Her recipes make great use of organics and incorporate whole grains whenever possible. But more importantly, Myra hasn't kicked butter, sugar or white flour to the curb. This is a cookbook I can relate to.
With spring in my step and a hankering for her "Famous Maple Almond Granola," I headed to the bookstore checkout. I was next in line to pay when something, a glossy, colorful, indulgent something, caught my eye. I quickly chose an unbattered, crease-free copy from the bottom of the pile and tucked it under Myra's book.
On this day, there would be no battle. No good vs. evil struggle between cupcakes and ojas. I would return home to make the granola and save the magazine for a delicious, night-time read.
And although the future was unsure, I would make every attempt to balance the good with the bad and the ugly. I would rest well knowing that she, that woman in the great jeans, lies within. She would inspire me to work hard. To limit carbs, refined sugars and chemically compromised produce. And on the days when the battle seems lost (and there would be many), I would share a cupcake with my ojas and tell myself that tomorrow is another day full of possibilities.
A day when I might even try my hand at making soap.
Until Next Time,
Make Life Delicious
Share Your Food
Maple Almond Granola
From Earthbound Farm
Recipe is from Food To Live By by Myra Goodman
4 1/2 Cups Old Fashioned Rolled Oats (not instant)
3/4 Cup Shelled, Raw, Unsalted Sunflower Seeds
1 1/2 Cups Slivered or Coarsely Chopped Raw Almonds
2 TBS Ground Cinnamon
1 1/4 Cups Pure Maple Syrup (pref. Grade A Dark Amber)
1/3 Cup Canola Oil
1 Cup Raisins
Position a rack in the center of the oven and preheat to 325 degrees.
Place the oats, sunflower seeds, almonds, and cinnamon in a large bowl and stir to combine. Add the maple syrup and oil and stir until all the dry ingredients are moistened.
Spread the granola on a roughly 12" x 17" rimmed baking sheet. Bake the granola until it begins to brown, about 25 minutes, then stir it with a flat spatula.
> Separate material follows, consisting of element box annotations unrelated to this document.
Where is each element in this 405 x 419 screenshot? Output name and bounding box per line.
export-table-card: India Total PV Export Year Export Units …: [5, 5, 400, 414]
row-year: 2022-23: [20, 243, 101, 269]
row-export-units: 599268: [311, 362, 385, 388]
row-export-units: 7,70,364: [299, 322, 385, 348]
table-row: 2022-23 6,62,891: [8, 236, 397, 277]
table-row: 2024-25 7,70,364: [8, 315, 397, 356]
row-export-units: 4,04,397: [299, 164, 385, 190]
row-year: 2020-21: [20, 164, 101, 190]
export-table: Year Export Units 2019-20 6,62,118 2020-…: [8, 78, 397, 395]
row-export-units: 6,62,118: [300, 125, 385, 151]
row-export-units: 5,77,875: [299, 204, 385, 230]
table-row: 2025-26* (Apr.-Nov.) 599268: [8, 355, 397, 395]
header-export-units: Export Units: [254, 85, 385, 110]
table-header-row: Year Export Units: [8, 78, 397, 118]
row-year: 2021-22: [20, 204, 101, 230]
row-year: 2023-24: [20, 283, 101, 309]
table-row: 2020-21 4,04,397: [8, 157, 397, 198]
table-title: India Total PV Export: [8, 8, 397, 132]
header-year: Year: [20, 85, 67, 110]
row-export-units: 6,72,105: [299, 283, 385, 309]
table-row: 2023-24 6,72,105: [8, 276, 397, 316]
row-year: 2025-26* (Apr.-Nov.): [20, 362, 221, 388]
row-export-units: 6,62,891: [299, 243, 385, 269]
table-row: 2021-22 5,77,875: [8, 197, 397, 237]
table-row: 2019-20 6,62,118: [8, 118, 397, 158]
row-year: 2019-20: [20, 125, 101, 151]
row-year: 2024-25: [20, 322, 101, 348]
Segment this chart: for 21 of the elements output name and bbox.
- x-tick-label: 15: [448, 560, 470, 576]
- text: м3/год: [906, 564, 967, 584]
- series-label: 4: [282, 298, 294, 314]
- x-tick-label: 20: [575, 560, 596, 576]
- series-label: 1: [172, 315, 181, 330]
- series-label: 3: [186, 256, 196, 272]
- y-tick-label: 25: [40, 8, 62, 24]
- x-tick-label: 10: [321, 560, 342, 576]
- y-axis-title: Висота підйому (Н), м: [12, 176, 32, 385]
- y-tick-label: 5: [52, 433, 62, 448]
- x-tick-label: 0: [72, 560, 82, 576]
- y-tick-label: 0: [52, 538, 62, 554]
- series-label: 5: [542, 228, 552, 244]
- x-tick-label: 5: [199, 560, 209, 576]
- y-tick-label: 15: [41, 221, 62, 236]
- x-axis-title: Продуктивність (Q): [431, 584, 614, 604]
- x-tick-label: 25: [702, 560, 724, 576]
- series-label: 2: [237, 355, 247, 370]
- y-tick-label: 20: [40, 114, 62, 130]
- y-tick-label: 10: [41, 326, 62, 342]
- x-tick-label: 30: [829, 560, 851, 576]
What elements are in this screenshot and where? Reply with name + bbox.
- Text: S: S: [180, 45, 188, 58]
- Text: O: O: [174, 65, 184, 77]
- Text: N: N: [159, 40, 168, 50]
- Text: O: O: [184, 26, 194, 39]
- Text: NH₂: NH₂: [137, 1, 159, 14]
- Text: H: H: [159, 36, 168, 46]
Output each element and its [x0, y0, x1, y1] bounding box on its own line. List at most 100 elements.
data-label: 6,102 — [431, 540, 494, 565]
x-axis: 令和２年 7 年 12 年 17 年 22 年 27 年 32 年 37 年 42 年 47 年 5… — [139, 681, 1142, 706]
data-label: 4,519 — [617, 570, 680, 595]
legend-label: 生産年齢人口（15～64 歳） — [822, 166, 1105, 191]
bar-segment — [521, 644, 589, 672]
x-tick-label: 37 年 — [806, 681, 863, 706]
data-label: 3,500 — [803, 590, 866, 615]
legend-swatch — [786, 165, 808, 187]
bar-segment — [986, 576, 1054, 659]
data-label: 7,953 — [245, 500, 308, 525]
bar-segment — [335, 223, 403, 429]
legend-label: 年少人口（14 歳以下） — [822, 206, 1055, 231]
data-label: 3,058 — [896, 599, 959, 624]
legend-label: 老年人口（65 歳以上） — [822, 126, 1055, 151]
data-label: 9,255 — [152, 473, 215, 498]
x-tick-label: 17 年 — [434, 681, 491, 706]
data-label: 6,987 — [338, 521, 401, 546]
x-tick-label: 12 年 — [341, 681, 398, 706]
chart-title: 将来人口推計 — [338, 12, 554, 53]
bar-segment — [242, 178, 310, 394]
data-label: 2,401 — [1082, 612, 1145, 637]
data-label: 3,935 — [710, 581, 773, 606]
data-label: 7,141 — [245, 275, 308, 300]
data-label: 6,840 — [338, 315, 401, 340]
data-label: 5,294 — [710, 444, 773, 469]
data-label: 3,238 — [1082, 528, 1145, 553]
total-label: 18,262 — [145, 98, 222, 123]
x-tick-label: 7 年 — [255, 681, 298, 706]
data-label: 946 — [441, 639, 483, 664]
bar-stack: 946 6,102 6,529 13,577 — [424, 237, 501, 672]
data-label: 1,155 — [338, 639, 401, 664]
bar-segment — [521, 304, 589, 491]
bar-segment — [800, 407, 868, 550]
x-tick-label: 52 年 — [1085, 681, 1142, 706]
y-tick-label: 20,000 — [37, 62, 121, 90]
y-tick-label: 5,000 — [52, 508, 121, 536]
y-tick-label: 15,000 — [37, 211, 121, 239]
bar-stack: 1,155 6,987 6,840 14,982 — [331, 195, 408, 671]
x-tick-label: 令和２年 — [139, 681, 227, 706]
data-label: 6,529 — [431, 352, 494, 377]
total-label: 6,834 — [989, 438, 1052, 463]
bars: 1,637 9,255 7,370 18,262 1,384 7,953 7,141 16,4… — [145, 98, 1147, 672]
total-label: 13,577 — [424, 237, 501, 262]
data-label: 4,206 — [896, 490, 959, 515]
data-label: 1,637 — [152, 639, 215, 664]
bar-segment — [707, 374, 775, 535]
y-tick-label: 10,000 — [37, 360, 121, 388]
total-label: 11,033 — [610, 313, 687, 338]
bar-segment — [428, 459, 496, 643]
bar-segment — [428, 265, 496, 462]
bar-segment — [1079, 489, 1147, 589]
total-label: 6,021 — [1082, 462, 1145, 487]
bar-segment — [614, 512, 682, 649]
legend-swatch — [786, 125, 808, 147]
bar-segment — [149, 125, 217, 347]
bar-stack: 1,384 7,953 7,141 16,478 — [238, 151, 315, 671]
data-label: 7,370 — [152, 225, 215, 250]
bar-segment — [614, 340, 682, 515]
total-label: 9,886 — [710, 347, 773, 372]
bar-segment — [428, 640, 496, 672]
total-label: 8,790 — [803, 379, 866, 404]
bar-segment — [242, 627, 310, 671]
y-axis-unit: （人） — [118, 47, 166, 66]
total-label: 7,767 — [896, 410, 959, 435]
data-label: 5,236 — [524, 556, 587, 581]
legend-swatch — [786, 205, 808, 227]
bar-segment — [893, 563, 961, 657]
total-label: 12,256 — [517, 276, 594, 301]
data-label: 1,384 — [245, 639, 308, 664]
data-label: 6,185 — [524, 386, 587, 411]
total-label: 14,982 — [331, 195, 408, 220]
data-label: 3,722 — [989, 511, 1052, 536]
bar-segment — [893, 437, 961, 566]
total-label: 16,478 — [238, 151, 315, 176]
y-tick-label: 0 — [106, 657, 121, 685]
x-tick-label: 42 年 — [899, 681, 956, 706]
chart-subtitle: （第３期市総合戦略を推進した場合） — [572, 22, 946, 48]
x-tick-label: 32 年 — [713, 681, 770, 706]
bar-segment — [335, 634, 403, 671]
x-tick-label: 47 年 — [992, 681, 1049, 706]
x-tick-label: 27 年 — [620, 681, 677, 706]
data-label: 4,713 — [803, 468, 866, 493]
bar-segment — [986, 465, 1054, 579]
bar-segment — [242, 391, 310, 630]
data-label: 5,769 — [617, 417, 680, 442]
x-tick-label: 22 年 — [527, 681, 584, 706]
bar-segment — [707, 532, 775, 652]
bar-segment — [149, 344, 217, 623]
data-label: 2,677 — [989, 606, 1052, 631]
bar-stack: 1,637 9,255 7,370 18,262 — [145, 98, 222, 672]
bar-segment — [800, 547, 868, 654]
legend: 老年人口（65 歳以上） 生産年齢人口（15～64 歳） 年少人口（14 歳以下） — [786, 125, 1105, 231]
Let the granola continue to bake until it is light golden brown, dry and fragrant--about 20 minutes longer. Stir the granola at least once more as it bakes and watch it carefully during the final minutes because it can burn quickly. Place the baking sheet on a cooling rack, add the raisins and toss to combine. Transfer the cool granola to an airtight container. It can be stored at room temperature for one month or frozen for up to six months. Serve straight from the freezer without thawing as granola will not harden.
I do not recommend using a dark pan for granola.
I have found that my oven requires a lower baking temperature with a longer baking time. I usually bake any recipe for granola at 250 degrees for about an hour, stirring every 15 minutes. Make sure to add the raisins at the end, do not allow raisins to bake with granola or they will burn.